The Difficulty of Women Raising Men

Many days, I feel ill equipped to raise the two boys God has given me.  Honestly.  How can a woman raise a boy to be a man when even on the most basic level, she thinks differently than his entire gender?  How can she communicate in a language he will understand when her own adult husband often fails to understand her meaning, leading to discord in the household?

Thankfully, I do see a good bit of myself in my two boys, especially their love of reading, but there is too much I can't relate to.  My boys see everything as a competition, a chance to tussle, an exercise in using too much force.  They run when they should walk, fail to listen when they should hang on every word, drive their bicycles straight through mud puddles when they should steer prudently around them.

Watching my daughter play just highlights the gender differences.  Amelia will line up her cars and take them places.  The boys?  Their playing with matchbox cars always ends with horrific accidents sure to back up any freeway for hours.  Amelia tells stories involving princes, knights, and dragons.  The boys' stories always involve monsters, traps, and aggressive sword fighting.

Even playing with dolls is a completely different experience with my boys.  Whereas Amelia carefully tries each outfit on every doll, then arranges them to have conversations with each other, the boys find it more interesting to clip the dresses on their own clothes or, as Emerson did, turn the dresses into monster claws, one for every finger.

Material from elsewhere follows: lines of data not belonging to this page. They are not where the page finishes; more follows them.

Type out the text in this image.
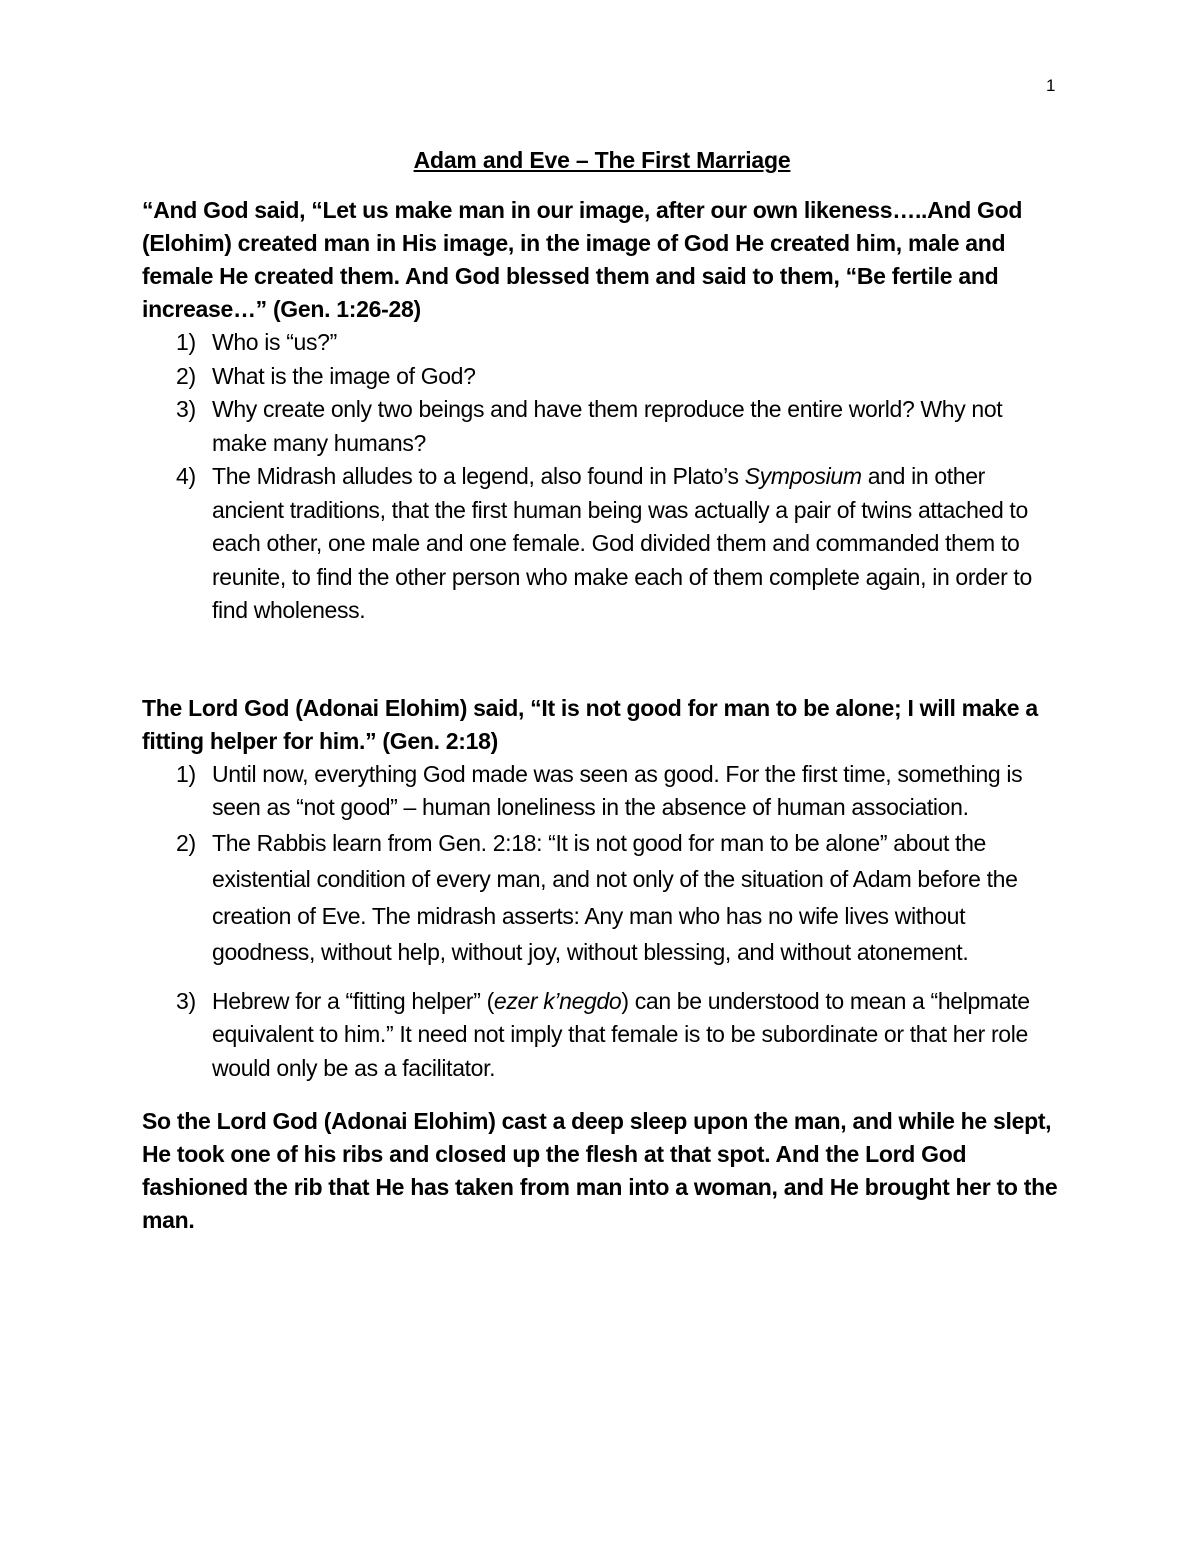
1
Adam and Eve – The First Marriage

“And God said, “Let us make man in our image, after our own likeness…..And God (Elohim) created man in His image, in the image of God He created him, male and female He created them. And God blessed them and said to them, “Be fertile and increase…” (Gen. 1:26-28)

1) Who is “us?”
2) What is the image of God?
3) Why create only two beings and have them reproduce the entire world? Why not make many humans?
4) The Midrash alludes to a legend, also found in Plato’s Symposium and in other ancient traditions, that the first human being was actually a pair of twins attached to each other, one male and one female. God divided them and commanded them to reunite, to find the other person who make each of them complete again, in order to find wholeness.

The Lord God (Adonai Elohim) said, “It is not good for man to be alone; I will make a fitting helper for him.” (Gen. 2:18)

1) Until now, everything God made was seen as good. For the first time, something is seen as “not good” – human loneliness in the absence of human association.
2) The Rabbis learn from Gen. 2:18: “It is not good for man to be alone” about the existential condition of every man, and not only of the situation of Adam before the creation of Eve. The midrash asserts: Any man who has no wife lives without goodness, without help, without joy, without blessing, and without atonement.
3) Hebrew for a “fitting helper” (ezer k’negdo) can be understood to mean a “helpmate equivalent to him.” It need not imply that female is to be subordinate or that her role would only be as a facilitator.

So the Lord God (Adonai Elohim) cast a deep sleep upon the man, and while he slept, He took one of his ribs and closed up the flesh at that spot. And the Lord God fashioned the rib that He has taken from man into a woman, and He brought her to the man.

When Wyatt and Emerson are all rough and tumble or in an unconscious competition to become man of the house when daddy is away, I really feel the weight of trying to raise these two very active boys to become Godly men, leaders of their own household one day, and passionate workmen for the Lord.

Yet, in those times that I think I don't have a chance at getting it right, I am reminded of Paul's words to Timothy: "I call to remembrance the genuine faith that is in you, which dwelt first in your grandmother Lois and your mother Eunice, and I am persuaded is in you also" (1 Tim. 1:5).

Timothy's father was a gentile and not a believer in Jesus Christ (1 Tim. 16:1-3).  Even so, two women--his grandmother and mother--were able to instill in him a love of the Lord so that he remained in the faith.

I remember this Scripture and my heart knows it doesn't matter whether I ever fully understand men or not.  What matters is that I live out the love of Jesus before my children.  What matters is that I send them to the Scriptures and to the Lord with their troubles, that I teach them to pray without ceasing for everything, not rely on mommy for all the answers. 

He can communicate to them in a heart language my feminine self may never be able to comprehend nor speak.

(**This week, my family is on the road visiting my brother and his wife in North Carolina.  Please be in prayer for us as we travel cross-country and spend more time than usual with each other in very tight quarters.)